卓話者:越村 義雄 氏 (東京十日町会)
・日時:令和7年11月11日(火)
・場所:ふれあいふるさと館(県人会館)
ワンヘルスの視点:人・動物・環境のつながり
「ワンヘルス」という考え方を、世界医師会と世界獣医師会が推奨しています。
これは、人の健康、動物の健康、環境の健康がすべて密接につながっているという理念です。

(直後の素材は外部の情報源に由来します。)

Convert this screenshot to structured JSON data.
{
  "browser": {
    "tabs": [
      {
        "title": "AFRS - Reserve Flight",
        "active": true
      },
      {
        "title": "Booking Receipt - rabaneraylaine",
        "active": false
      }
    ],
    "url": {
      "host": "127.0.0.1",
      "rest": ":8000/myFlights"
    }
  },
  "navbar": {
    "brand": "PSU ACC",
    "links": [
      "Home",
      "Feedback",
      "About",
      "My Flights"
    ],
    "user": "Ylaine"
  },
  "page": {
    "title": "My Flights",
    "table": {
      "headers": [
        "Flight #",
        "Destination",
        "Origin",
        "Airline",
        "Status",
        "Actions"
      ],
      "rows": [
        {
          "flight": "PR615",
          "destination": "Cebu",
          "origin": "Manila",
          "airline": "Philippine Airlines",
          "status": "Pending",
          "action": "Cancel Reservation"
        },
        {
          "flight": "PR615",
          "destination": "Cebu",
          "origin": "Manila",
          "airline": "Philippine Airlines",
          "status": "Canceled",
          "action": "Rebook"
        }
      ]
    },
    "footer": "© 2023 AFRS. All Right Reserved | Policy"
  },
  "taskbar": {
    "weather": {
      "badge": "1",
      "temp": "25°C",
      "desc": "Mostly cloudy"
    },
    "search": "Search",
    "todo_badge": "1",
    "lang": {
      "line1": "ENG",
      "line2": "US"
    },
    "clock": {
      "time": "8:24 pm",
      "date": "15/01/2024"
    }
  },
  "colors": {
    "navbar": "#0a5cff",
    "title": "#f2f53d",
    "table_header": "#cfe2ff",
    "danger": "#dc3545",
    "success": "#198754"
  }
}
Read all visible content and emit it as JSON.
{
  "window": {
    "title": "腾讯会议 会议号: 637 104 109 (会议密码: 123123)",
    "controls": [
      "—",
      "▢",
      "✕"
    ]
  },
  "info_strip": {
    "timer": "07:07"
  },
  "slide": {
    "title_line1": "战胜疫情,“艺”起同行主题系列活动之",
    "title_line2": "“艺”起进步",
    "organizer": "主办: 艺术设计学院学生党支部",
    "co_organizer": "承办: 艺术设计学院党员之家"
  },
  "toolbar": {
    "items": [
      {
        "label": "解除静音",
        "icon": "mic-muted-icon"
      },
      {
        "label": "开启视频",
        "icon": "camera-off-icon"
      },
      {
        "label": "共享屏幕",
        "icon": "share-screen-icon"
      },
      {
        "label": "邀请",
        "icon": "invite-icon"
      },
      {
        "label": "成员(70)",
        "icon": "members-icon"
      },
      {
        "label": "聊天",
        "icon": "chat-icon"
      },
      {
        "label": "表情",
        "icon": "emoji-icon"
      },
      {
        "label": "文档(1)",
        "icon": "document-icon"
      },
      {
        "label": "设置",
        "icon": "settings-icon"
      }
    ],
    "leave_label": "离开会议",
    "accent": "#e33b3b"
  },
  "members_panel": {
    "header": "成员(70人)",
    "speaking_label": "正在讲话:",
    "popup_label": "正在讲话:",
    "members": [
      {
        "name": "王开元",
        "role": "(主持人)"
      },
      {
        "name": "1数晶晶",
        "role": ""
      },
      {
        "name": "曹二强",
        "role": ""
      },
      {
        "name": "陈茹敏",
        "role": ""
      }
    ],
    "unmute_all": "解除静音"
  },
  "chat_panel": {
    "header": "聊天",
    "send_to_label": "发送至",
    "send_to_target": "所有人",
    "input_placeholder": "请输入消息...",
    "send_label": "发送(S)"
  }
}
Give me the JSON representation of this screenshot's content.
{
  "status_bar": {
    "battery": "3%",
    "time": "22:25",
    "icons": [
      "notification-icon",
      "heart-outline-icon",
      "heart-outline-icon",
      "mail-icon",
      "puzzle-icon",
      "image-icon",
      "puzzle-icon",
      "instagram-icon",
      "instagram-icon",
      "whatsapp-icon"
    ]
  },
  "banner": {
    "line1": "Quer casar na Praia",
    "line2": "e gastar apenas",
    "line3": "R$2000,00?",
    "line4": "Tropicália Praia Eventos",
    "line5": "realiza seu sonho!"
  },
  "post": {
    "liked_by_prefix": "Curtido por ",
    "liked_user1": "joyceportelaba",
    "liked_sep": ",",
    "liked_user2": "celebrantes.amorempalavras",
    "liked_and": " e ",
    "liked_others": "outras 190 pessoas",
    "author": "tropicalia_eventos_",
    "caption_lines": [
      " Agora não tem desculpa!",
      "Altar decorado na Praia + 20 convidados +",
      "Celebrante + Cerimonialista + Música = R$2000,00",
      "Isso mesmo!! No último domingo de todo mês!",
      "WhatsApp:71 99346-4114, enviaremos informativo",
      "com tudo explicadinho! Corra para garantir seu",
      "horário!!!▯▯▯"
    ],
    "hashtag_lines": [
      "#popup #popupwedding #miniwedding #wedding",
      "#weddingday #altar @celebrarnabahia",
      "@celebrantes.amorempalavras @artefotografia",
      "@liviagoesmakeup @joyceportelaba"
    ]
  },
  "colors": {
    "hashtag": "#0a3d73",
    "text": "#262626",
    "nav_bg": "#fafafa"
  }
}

たとえば、マイクロプラスチックが海を汚し、それを魚が食べ、その魚を人間が食べる。
環境の破壊は、最終的に人の健康に影響を及ぼします。
つまり、環境を守ることは、人と動物を守ることでもあるのです。
この視点から見れば、「人とペットの共生」は個人の問題ではなく、社会全体のテーマです。
地方自治体や教育現場を巻き込み、子どもの頃から命と環境を大切にする意識を育てていくことが重要です。
ペットパスポートプロジェクト:共生の社会を形に
ペットとのふれあいは、人間の健康にも確かな効果をもたらします。欧米では、高齢者こそペットと暮らすべきという文化があり、ペットと暮らすことで笑顔が増え、血圧が安定し、認知症リスクが約4割減するというデータもあります。
60歳はまだまだ若く、平均余命も20年以上あります。それにもかかわらず、年齢で線を引くのはもったいないことです。本来は、年齢ではなく「支え合う仕組み」をどう作るかに目を向けるべきだと思います。
赤ちゃんの頃から、ペットと過ごすことで、感染症やアレルギー疾患に罹りにくくなるという研究もあります。動物と触れ合うことで分泌されるオキシトシンは、心を穏やかにし、ストレスを減らします。ペットとの暮らしは笑顔を生み、それが社会全体の健康にも波及していきます。
日本の医療費の削減効果も、年間4兆円規模に達するという試算があります。私はいつも、ペットは社会のインフラだと伝えています。ペットと共に生きることは、環境保全・健康・教育・福祉のすべてに関わるのです。


結びに
ペットは家族であり、人生を豊かにしてくれる存在です。そして何より、人も企業も「好奇心」を持ち続けることが大切です。好奇心を失えば、成長も止まります。昨年より一歩でも成長しているか――その意識を持ち続けてほしいと思います。
私はこれからも、ペット業界が「夢を与える業界」であり続けるために、挑戦を続けてまいります。
講演後には、会場から多くの質問が寄せられ、どれも丁寧かつ的確に応答されて、理解がさらに深まりました。